Huw tries to reply. His throat hurts too much for speech just yet, so he squirms up against the wall, trying to get away, for all the time an extra millimeter will buy him.
“Oh, stop worrying,” the Bishop says. “I—ah, ah!—I just dropped by to say everything’s sorted out. Mission accomplished, I gather. The, ah, puritans are holed up upstairs watching a fake snuff video of your disassembly for spare organs—operating theaters make for great cinema and provide a good reason for not inviting them to the auto-da-fé in person. Isn’t CGI great? Which means you’re mostly off the hook now, and we can sort out repatriating you.”
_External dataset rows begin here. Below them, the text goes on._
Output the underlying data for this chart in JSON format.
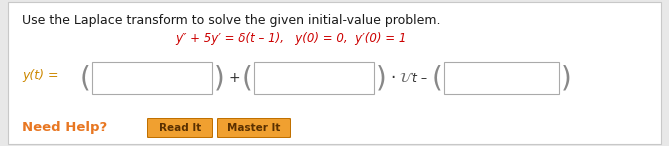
{
  "bg_color": "#e8e8e8",
  "panel_color": "#ffffff",
  "panel_border": "#c8c8c8",
  "title_text": "Use the Laplace transform to solve the given initial-value problem.",
  "title_color": "#1a1a1a",
  "title_fontsize": 9.0,
  "eq_line1": "y″ + 5y′ = δ(t – 1),   y(0) = 0,  y′(0) = 1",
  "eq_color": "#cc0000",
  "eq_fontsize": 8.5,
  "yt_label": "y(t) =",
  "yt_color": "#cc8800",
  "yt_fontsize": 9.0,
  "paren_color": "#888888",
  "paren_fontsize": 18,
  "box_edge_color": "#aaaaaa",
  "plus_color": "#333333",
  "dot_color": "#333333",
  "u_color": "#666666",
  "t_minus_color": "#333333",
  "need_help_text": "Need Help?",
  "need_help_color": "#e87722",
  "need_help_fontsize": 9.5,
  "btn1_text": "Read It",
  "btn2_text": "Master It",
  "btn_face_color": "#f0a030",
  "btn_border_color": "#c07000",
  "btn_text_color": "#5a3000",
  "btn_text_fontsize": 7.5
}
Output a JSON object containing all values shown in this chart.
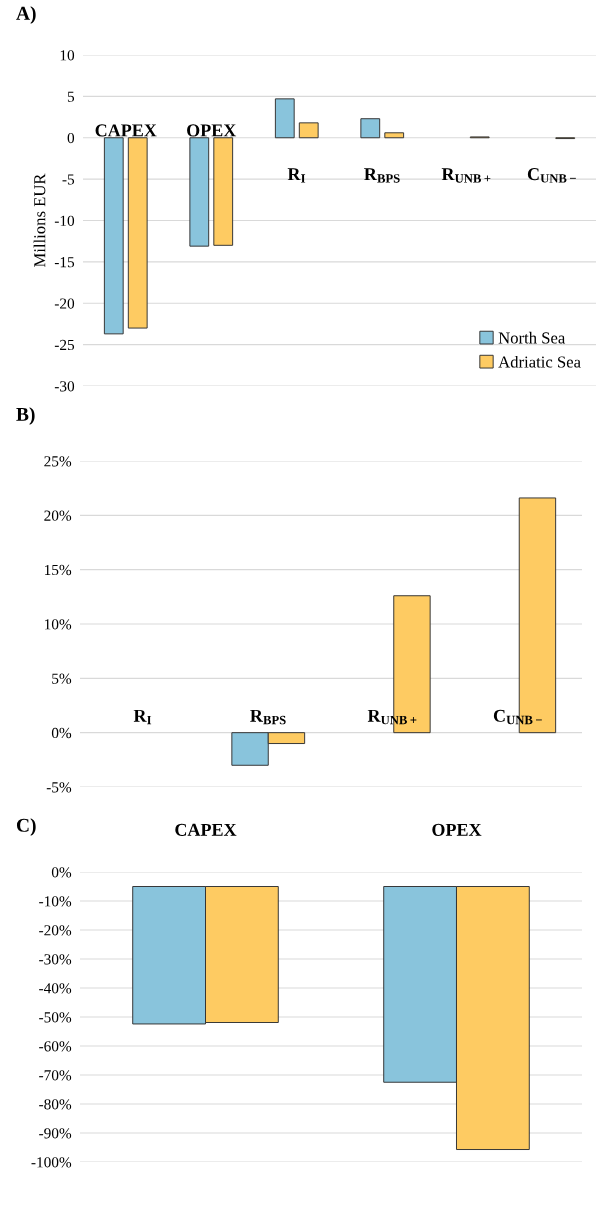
{
  "chart_data": [
    {
      "type": "bar",
      "title": "A)",
      "ylabel": "Millions EUR",
      "categories": [
        "CAPEX",
        "OPEX",
        "R$_{I}$",
        "R$_{BPS}$",
        "R$_{UNB+}$",
        "C$_{UNB−}$"
      ],
      "series": [
        {
          "name": "North Sea",
          "color": "#89c4dc",
          "values": [
            -23.7,
            -13.1,
            4.7,
            2.3,
            null,
            null
          ]
        },
        {
          "name": "Adriatic Sea",
          "color": "#fecb62",
          "values": [
            -23.0,
            -13.0,
            1.8,
            0.6,
            0.1,
            -0.1
          ]
        }
      ],
      "ylim": [
        -30,
        10
      ],
      "yticks": [
        -30,
        -25,
        -20,
        -15,
        -10,
        -5,
        0,
        5,
        10
      ],
      "grid": "y",
      "legend": "bottom right"
    },
    {
      "type": "bar",
      "title": "B)",
      "categories": [
        "R$_{I}$",
        "R$_{BPS}$",
        "R$_{UNB+}$",
        "C$_{UNB−}$"
      ],
      "series": [
        {
          "color": "#89c4dc",
          "values": [
            null,
            -3.0,
            null,
            null
          ]
        },
        {
          "color": "#fecb62",
          "values": [
            null,
            -1.0,
            12.6,
            21.6
          ]
        }
      ],
      "ylim": [
        -5,
        25
      ],
      "yticks": [
        {
          "value": -5,
          "label": "-5%"
        },
        {
          "value": 0,
          "label": "0%"
        },
        {
          "value": 5,
          "label": "5%"
        },
        {
          "value": 10,
          "label": "10%"
        },
        {
          "value": 15,
          "label": "15%"
        },
        {
          "value": 20,
          "label": "20%"
        },
        {
          "value": 25,
          "label": "25%"
        }
      ],
      "grid": "y"
    },
    {
      "type": "bar",
      "title": "C)",
      "categories": [
        "CAPEX",
        "OPEX"
      ],
      "series": [
        {
          "color": "#89c4dc",
          "base": [
            -5,
            -5
          ],
          "values": [
            -47.4,
            -67.5
          ]
        },
        {
          "color": "#fecb62",
          "base": [
            -5,
            -5
          ],
          "values": [
            -46.9,
            -90.7
          ]
        }
      ],
      "ylim": [
        -100,
        0
      ],
      "yticks": [
        {
          "value": -100,
          "label": "-100%"
        },
        {
          "value": -90,
          "label": "-90%"
        },
        {
          "value": -80,
          "label": "-80%"
        },
        {
          "value": -70,
          "label": "-70%"
        },
        {
          "value": -60,
          "label": "-60%"
        },
        {
          "value": -50,
          "label": "-50%"
        },
        {
          "value": -40,
          "label": "-40%"
        },
        {
          "value": -30,
          "label": "-30%"
        },
        {
          "value": -20,
          "label": "-20%"
        },
        {
          "value": -10,
          "label": "-10%"
        },
        {
          "value": 0,
          "label": "0%"
        }
      ],
      "grid": "y"
    }
  ]
}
“Huh?” Huw blinks, unsure what’s going on. Is this a setup? But there’s no reason why the lunatics would run him through something like this, is there? It’s so weird, it’s got to be true, Rosa’s Tyburn Tales reality livecast notwithstanding. “Wh-whaargh, what do you mean?” He coughs horribly. His throat is full of something unpleasant and thick, and his chest feels sore and bloated.
“We’re sending you home,” the Bishop says. It holds up a dainty hand and snaps its fingers; a pair of hermaphrodites in motley suits with bells on the tips of their pointy shoes steer in a wheelchair and go to work on what remains of Huw’s bonds with electric shears and a gentle touch. “You have our thanks for a job well done. I’d beatify you, except it’s considered bad form while the recipient is still alive, but you can rest assured that your lover is well on her way to being canonized as a full saint in the First Church of the Teledildonic. Giving up her life so that you might survive to bring the Hypercolony into the full Grace of the cloud certainly would qualify her for beatification, even if her other actions weren’t sufficient, which they were, as it happens.” The acolytes’ slim hands lift Huw into the wheelchair and wheel him through the door.
“I feel weird,” Huw says, voice odd in his ears. My ears? For one thing, he’s got two of them and he could have sworn the Inquisitors took a hot wire to one. And for another ... He manages to look down and whimpers slightly.